What is the training set of the pre-trained model?

jackhuang · December 19, 2017, 7:40am

I used the TIMIT dataset to test the pre-trained model, and the wer is about 27%. I want to know the training set of the pre-trained model, so I can try to improve the selection strategy of choosing training set. Can anyone help me?

kdavis · December 19, 2017, 11:16am

The pre-trained model was trained on Fisher, Switchboard, and Librivox training data sets.

jackhuang · December 19, 2017, 11:34am

Combining these three sets to be the training set and validation set？

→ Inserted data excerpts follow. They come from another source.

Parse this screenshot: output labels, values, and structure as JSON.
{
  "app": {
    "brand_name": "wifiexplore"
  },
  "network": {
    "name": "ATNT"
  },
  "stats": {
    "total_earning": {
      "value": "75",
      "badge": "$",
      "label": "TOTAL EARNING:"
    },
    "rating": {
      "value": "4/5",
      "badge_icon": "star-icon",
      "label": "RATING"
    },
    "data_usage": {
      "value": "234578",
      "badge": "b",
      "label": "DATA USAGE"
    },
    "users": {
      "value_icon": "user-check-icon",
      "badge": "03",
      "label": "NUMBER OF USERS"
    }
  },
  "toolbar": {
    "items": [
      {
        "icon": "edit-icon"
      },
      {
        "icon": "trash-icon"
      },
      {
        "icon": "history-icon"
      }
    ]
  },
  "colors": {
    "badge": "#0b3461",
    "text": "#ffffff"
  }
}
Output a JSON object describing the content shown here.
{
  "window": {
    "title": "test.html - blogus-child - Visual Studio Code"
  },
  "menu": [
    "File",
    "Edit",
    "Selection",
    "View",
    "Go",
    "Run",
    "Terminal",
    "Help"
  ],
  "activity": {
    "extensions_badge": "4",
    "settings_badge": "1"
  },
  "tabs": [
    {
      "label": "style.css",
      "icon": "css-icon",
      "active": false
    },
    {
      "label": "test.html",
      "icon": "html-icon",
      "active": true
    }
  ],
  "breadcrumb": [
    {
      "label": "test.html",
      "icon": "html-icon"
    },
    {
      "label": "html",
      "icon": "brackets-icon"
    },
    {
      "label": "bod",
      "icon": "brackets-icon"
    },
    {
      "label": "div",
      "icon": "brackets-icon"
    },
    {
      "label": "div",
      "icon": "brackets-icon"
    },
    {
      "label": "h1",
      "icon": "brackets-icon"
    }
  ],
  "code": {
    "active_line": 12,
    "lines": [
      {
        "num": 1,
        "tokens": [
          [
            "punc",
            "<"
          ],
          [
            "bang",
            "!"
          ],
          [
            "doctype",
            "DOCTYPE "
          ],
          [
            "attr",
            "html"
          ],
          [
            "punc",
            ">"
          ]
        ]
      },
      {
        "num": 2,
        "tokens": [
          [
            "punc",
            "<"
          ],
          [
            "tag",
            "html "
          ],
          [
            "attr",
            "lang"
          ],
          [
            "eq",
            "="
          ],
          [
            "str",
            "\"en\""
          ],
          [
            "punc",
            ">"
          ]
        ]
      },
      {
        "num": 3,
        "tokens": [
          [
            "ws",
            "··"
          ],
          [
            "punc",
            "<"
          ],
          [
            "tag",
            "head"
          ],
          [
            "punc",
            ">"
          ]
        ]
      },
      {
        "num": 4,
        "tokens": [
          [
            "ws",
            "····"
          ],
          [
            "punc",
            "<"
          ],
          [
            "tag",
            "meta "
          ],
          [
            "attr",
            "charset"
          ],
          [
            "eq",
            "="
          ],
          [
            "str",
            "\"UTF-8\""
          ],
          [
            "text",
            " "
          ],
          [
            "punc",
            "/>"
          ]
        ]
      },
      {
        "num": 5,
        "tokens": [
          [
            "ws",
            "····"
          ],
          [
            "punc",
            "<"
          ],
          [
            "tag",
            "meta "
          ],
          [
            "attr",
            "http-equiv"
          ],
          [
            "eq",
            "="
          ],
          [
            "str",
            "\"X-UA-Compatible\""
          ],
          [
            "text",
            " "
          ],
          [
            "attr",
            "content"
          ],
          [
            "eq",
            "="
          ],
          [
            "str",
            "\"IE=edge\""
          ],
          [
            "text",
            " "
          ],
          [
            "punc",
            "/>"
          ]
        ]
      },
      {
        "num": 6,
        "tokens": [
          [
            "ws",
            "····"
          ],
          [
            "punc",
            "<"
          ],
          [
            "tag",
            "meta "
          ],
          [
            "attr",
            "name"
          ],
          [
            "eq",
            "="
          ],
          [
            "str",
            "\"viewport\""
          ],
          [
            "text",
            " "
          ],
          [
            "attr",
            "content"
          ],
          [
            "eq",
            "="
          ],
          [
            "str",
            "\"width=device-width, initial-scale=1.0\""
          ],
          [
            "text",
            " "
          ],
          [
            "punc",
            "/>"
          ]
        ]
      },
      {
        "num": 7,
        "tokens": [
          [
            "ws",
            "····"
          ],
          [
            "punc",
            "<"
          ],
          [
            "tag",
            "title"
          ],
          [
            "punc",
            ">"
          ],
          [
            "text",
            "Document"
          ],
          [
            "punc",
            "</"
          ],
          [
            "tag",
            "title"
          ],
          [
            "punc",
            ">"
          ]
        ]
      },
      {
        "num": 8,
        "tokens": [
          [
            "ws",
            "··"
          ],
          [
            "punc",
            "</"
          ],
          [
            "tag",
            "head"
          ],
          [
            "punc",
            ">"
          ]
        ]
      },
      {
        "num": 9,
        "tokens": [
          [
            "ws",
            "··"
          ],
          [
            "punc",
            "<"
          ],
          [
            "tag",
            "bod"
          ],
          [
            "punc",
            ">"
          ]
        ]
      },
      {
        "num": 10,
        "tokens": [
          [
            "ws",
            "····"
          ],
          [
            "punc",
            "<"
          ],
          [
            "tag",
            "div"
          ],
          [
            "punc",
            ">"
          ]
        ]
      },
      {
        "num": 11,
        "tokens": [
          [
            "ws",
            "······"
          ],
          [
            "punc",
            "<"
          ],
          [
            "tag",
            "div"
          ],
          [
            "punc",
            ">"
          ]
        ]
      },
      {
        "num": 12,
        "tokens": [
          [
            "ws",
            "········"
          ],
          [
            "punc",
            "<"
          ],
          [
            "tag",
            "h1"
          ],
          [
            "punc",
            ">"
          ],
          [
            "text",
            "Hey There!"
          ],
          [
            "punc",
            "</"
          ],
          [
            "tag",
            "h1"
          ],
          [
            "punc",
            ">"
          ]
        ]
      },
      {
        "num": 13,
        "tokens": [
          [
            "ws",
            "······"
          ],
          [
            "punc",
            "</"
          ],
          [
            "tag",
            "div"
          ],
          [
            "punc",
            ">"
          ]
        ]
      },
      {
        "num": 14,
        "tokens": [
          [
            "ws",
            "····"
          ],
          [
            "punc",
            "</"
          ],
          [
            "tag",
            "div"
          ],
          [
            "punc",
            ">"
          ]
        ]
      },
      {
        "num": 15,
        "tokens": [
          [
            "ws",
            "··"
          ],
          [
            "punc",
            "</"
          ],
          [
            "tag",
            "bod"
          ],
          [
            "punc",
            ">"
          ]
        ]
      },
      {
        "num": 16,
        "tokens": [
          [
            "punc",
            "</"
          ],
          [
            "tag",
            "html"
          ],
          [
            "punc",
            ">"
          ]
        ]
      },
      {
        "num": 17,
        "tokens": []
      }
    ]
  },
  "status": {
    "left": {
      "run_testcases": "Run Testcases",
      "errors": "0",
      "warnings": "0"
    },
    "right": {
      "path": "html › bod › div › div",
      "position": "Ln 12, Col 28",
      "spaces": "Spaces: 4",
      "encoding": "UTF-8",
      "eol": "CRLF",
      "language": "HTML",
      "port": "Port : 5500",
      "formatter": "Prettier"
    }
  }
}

kdavis · December 19, 2017, 12:50pm

No.

The training set was the Fisher, Switchboard, and Librivox training data sets.
The validation set was the clean Librivox validation data set.
The test set was the clean Librivox test data set.

jackhuang · December 20, 2017, 3:57am

Thank you, and is the language model the 4-gram language model with a 30,000 word vocabulary trained on the Fisher and Switchboard transcriptions as the paper says?

kdavis · December 20, 2017, 9:37am

No. We didn’t try to exactly reproduce the paper’s results.

We created a KenLM language model based off of Fisher, Switchboard, andLibrivox training data sets as well as part of Wikipedia.

rao_jjn · December 20, 2017, 12:02pm

Is it possible to train this model further using other voice datasets ?

yv001 · December 20, 2017, 12:27pm

I don’t think that’s possible until tensorflow checkpoints are also published - frozen out_graph.pb cannot be used for further training AFAIK

jackhuang · December 22, 2017, 6:32am

Does the common Voice data set include other data sets like Librivox, Switchboard, Fisher?

kdavis · December 22, 2017, 7:28am

No. Common Voice, Librivox, Switchboard, and Fisher are separate, distinct data sets.

jackhuang · December 25, 2017, 3:45am

Thank you, and may I ask the WER value of the clean Librivox test data set?

jackhuang · December 27, 2017, 3:40am

And did you use the 4-gram model to train the language model?

kdavis · December 27, 2017, 8:12am

The WER is 6.0 percent for the Librivox clean, test data set

kdavis · December 27, 2017, 8:13am

Not sure what you’re asking here.

Do you mean “Is the language model a 4-gram language model?”

jackhuang · December 27, 2017, 8:20am

Yes, that’t what I want to express.

panybj · December 29, 2017, 12:50pm

Where can I download Fisher and Switchboard datasets?

kdavis · January 2, 2018, 9:34am

You have to purchase Fisher and Switchboad from LDC.

srikar · September 11, 2018, 10:46am

So, the Common Voice data is not factored into the pre-trained model?